Suite à l’étude réalisée, par Médiamétrie/NetRatings en association avec la FEVAD auprès de 2574 internautes, sur les chiffres du e-commerce, aujourd’hui je vous propose d’analyser les nouvelles pratiques des consommateurs sur internet.

La barre des 20 millions de cyber acheteurs franchie

Quand je parle de nouvelles pratiques, je pense avant tout aux français qui diversifient leur façon d’acheter. En effet, le nombre de français converti à l’achat sur internet ne cesse de croître, ils sont de plus en plus à avoir confiance en l’internet (+ 14% par rapport à l’année dernière).

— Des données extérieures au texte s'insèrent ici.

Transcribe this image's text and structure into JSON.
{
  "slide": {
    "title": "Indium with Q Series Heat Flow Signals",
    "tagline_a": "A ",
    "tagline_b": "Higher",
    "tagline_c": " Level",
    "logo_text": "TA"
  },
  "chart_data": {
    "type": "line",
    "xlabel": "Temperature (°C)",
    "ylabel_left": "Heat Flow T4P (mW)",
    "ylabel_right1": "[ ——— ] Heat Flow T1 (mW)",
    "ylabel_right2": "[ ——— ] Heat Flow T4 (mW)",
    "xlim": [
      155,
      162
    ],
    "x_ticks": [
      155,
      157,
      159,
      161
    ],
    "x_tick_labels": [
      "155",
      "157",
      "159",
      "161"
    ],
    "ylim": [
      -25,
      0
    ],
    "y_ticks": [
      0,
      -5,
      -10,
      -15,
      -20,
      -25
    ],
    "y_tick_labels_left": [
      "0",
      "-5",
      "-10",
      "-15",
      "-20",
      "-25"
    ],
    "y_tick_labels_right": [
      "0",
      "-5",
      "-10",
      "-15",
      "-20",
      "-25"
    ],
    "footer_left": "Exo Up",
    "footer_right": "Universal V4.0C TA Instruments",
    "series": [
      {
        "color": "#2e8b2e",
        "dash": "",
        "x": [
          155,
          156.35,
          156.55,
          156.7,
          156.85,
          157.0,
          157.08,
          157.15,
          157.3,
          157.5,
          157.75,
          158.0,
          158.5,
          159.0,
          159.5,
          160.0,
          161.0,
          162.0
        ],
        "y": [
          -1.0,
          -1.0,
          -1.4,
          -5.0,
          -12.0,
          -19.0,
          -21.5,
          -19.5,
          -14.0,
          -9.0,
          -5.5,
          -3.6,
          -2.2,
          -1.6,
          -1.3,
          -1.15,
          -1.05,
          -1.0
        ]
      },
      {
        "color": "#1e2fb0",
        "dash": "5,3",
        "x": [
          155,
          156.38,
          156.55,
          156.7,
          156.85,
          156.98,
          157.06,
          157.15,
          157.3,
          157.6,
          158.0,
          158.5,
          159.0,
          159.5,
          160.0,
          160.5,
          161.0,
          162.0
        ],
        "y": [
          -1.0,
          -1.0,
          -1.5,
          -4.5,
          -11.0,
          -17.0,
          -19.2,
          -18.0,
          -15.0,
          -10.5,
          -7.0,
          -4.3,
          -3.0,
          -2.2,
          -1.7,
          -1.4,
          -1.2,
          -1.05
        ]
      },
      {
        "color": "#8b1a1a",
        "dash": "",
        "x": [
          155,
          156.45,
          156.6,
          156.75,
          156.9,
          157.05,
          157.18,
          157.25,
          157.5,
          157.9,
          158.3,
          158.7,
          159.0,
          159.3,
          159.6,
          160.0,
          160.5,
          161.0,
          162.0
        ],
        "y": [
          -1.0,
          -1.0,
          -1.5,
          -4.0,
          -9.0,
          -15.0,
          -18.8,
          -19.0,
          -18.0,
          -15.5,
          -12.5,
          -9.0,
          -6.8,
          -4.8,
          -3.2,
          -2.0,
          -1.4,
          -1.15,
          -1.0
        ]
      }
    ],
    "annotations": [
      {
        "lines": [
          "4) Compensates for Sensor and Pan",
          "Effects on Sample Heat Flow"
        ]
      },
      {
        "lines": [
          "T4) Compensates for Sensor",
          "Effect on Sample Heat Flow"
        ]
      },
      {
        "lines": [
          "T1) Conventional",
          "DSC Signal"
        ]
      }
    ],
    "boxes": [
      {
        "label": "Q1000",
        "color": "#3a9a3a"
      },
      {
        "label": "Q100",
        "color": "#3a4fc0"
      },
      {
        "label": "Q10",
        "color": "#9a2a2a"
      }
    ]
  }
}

Pour preuve ce 1er trimestre 2008, 21 millions de français ont acheté en ligne contre 19,8 millions au 4ème trimestre 2007, résultats qui réjouissent Marc Lolivier, Délégué Générale de la FEVAD : “le cap des 20 millions de français cyberacheteurs a été dépassé avec 21 millions d’acheteurs en ligne, soit 3 millions de cyberacheteurs supplémentaires en un an. Cette augmentation s’explique par une progression du niveau de confiance constatée par Médiamétrie. Celui-ci n’a jamais été aussi important qu’au 1er trimestre 2008″.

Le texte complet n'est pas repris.